Please, please bring us a sharp tool to help with a radical simplification of the law. Current rules are so complex that innovators spend their budgets on lawyers and consultants just to find out if their idea is even legal. We want clear compliance pathways for SMEs, not “law for the tech giants”. The digital Omnibus package is a good place to start, but we would really love to cut through a lot more than that! We want SMEs to be able to compete without needing a legal department larger than their IT department. On second thoughts – I think a CHAINSAW would be much better!
3. An impenetrable shield for Articles 3 and 4 of the CDSM Directive
In the upcoming revision of the Copyright Directive (CDSM), please protect and (dare we say it?) expand and fortify the Text and Data Mining (TDM) exceptions. Without a stable legal basis for training models on open internet data, AI research in Europe will simply grind to a halt. Don’t let courts and politicians take away the fuel for our innovation. Other jurisdictions are already ahead, let AI training survive in Europe!
4. Robust “Legitimate Interest” basis in GDPR
We dream that confirming AI training can fully and unequivocally rely on “legitimate interest” as a legal basis becomes a reality, not just wishful thinking. We need clear rules that aren’t interpreted differently in every single Member State and aren’t subject to the whims of officials. This is another key prerequisite to creating an environment for creating truly European AI. Having taken appropriate steps to mitigate risks the AI trainers should be shielded from undue data protection interference for individual actors.
5. One big chimney instead of twenty (Single Entry Point)
Instead of reporting cybersecurity incidents to ten different offices under NIS2, CRA, and DORA, we ask for a Single Entry Point (SEP). We want to report in the country of our main establishment and have liability protection for being compliant there. The current fragmentation is a gift only to hackers and a nightmare for our teams, forced to divert resources from providing real security to dealing with piles of reports and red tape.

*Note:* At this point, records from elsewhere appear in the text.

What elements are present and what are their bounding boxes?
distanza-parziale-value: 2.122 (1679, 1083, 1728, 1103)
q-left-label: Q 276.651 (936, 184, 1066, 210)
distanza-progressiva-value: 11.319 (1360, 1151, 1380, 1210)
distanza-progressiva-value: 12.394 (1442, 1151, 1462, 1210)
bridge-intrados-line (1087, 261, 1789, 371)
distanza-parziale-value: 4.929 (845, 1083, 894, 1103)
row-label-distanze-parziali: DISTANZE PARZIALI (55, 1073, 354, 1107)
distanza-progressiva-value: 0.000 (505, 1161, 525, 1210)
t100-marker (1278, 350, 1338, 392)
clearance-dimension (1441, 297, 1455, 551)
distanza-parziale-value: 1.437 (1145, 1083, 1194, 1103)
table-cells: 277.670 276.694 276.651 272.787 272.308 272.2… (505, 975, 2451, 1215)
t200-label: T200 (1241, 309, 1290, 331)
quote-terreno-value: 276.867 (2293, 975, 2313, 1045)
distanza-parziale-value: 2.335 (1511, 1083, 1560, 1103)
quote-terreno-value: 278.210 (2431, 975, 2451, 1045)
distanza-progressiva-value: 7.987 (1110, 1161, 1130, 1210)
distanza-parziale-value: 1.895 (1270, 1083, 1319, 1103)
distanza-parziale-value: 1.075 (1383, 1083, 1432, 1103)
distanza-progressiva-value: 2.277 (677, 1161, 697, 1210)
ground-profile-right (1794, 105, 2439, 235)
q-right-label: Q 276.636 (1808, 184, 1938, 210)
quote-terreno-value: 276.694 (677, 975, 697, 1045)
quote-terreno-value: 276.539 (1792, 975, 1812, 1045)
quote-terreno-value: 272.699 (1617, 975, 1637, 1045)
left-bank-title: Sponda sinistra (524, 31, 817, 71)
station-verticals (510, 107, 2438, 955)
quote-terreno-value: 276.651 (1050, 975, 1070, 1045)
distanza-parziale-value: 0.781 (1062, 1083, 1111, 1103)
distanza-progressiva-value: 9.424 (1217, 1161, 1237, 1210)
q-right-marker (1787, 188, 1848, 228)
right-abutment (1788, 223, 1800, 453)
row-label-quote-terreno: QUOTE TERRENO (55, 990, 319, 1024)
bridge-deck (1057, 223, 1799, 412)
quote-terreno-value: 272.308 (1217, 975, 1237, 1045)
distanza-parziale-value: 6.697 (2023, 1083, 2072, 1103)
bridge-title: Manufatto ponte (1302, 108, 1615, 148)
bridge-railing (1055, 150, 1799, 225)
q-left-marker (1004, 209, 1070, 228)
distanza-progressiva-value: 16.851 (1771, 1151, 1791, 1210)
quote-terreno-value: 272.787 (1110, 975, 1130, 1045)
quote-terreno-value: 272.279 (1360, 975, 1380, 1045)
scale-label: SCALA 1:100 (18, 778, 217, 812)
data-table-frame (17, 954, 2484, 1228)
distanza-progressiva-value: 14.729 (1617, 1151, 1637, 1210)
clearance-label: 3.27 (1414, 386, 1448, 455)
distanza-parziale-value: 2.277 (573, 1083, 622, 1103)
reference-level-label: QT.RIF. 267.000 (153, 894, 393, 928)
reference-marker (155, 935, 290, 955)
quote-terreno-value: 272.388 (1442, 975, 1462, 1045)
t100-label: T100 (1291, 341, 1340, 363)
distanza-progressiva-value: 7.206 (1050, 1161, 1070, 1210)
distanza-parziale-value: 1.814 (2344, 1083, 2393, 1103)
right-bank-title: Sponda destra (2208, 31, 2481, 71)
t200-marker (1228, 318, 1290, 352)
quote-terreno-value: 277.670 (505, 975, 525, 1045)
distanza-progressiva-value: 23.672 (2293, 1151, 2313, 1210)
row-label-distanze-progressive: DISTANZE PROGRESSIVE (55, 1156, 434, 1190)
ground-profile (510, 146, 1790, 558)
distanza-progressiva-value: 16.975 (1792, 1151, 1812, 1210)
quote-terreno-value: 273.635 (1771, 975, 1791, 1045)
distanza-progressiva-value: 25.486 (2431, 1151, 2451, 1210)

Santa! We strongly believe that economic progress is not a threat to our values, but the only way to preserve them in the long run. Without the return to a path of prosperity and hope for our citizens, the whole European project is at risk. If you grant these wishes, we promise you that next years’ presents will be designed, trained, and manufactured right here in Europe.
With hope for a maxed-out “Digital Omnibus” on steroids and real simplification. Oh and throw in the 28th regime from Mr. Letta while you’re at it. Pretty please!